6. Seringnya Jumlah Gambar CEO mempengaruhi Laporan Keuangan.
2008
Referensi
2009
Rezaee, Z. (2002). Penipuan Laporan Keuangan: Pencegahan dan Deteksi. New York: John
Wiley & Sons, Inc.
Sihombing, Kennedy Samuel dan Shiddiq Nur Raharjo. (2014). Analisis Fraud Diamond
Dalam Mendeteksi Kecurangan Laporan Keuangan: Studi Empiris Pada Perusahaan
Manufaktur Yang Terdaftar Di Bursa Efek Indonesia (BEI) Tahun 2010-2012. Jurnal
Akuntansi Diponegoro. Semarang: FEB UNDIP.
Taufiqotul, Yusroniyah. (2017). “Pendeteksian Laporan Keuangan Penipuan Melalui
Crowe's Fraud Pentagon Theory Pada Perusahaan BUMN Yang Terdaftar Di BEI.” Skripsi
Program S1. Fakultas Ekonomi Universitas Negeri Semarang.
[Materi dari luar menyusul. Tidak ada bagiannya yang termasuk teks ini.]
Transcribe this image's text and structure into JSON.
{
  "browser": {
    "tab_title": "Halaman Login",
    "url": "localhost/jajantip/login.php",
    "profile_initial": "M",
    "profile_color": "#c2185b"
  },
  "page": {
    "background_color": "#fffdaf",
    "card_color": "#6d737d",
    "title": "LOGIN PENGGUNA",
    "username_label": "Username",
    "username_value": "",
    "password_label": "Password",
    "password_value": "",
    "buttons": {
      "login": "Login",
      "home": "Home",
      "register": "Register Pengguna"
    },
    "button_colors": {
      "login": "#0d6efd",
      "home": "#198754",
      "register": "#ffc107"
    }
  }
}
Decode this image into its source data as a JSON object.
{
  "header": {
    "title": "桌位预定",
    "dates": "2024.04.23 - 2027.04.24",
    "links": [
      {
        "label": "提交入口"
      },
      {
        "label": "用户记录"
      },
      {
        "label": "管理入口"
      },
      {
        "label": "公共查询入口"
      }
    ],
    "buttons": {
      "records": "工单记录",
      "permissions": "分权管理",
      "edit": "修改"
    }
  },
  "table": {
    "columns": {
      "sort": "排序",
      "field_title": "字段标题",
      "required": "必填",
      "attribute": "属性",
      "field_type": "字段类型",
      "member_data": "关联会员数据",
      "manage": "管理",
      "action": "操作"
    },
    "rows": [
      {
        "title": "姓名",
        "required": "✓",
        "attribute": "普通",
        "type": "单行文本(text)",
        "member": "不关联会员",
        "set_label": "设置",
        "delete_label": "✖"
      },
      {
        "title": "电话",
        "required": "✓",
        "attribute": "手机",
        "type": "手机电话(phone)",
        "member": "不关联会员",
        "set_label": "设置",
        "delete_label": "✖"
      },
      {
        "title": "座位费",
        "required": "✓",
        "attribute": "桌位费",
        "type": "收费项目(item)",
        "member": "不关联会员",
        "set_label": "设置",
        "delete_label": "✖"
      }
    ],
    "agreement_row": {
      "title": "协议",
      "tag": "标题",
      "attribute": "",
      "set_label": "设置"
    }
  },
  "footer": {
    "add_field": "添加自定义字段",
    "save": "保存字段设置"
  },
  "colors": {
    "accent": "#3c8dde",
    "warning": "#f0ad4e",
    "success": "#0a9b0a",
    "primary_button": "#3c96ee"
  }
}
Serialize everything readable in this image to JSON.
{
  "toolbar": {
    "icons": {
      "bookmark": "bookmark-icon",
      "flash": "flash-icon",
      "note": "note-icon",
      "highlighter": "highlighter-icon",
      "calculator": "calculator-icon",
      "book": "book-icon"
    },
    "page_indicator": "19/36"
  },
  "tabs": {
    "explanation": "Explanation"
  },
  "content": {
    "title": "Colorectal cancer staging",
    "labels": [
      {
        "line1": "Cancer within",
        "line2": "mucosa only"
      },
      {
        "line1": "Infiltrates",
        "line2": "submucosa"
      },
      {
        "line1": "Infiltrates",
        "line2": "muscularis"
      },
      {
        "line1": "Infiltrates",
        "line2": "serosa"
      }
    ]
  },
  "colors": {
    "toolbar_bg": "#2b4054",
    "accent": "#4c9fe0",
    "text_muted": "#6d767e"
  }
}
Tessa, CG & Harto (2016). Pelaporan Keuangan Penipuan: Pengujian Teori Fraud Pentagon
Pada Sektor Keuangan Dan Perbankan Di Indonesia. Simposium Nasional Akuntansi
XIXI, Lampung.
Tuanokotta, TM (2010). Akuntansi Forensik & Audit Investigatif, Edisi 2. Jakarta: Salemba
Empat.
Situs Bursa Efek Indonesia. http://www.idx.co.id
Wolfe, DT, & Hermanson, DR (2004). Berlian Penipuan: Mempertimbangkan Empat
Unsur Penipuan. Jurnal BPA.
Yesiariani, Merissa dan Isti Rahayu. (2016). Analisis Fraud Diamond Dalam Mendeteksi
Penipuan Laporan Keuangan (Studi Empiris pda Perusahaan LQ-45 yang Terdaftar di Bursa
Efek Indonesia Tahun 2010-2014). Simposium Nasional Akuntansi XIX, Lampung: Simposium
Nasional Akuntansi XIX.
Zimbelman, Mark F, dkk. (2014). Akuntansi Forensik. Edisi 4. Jakarta: Salemba Empat.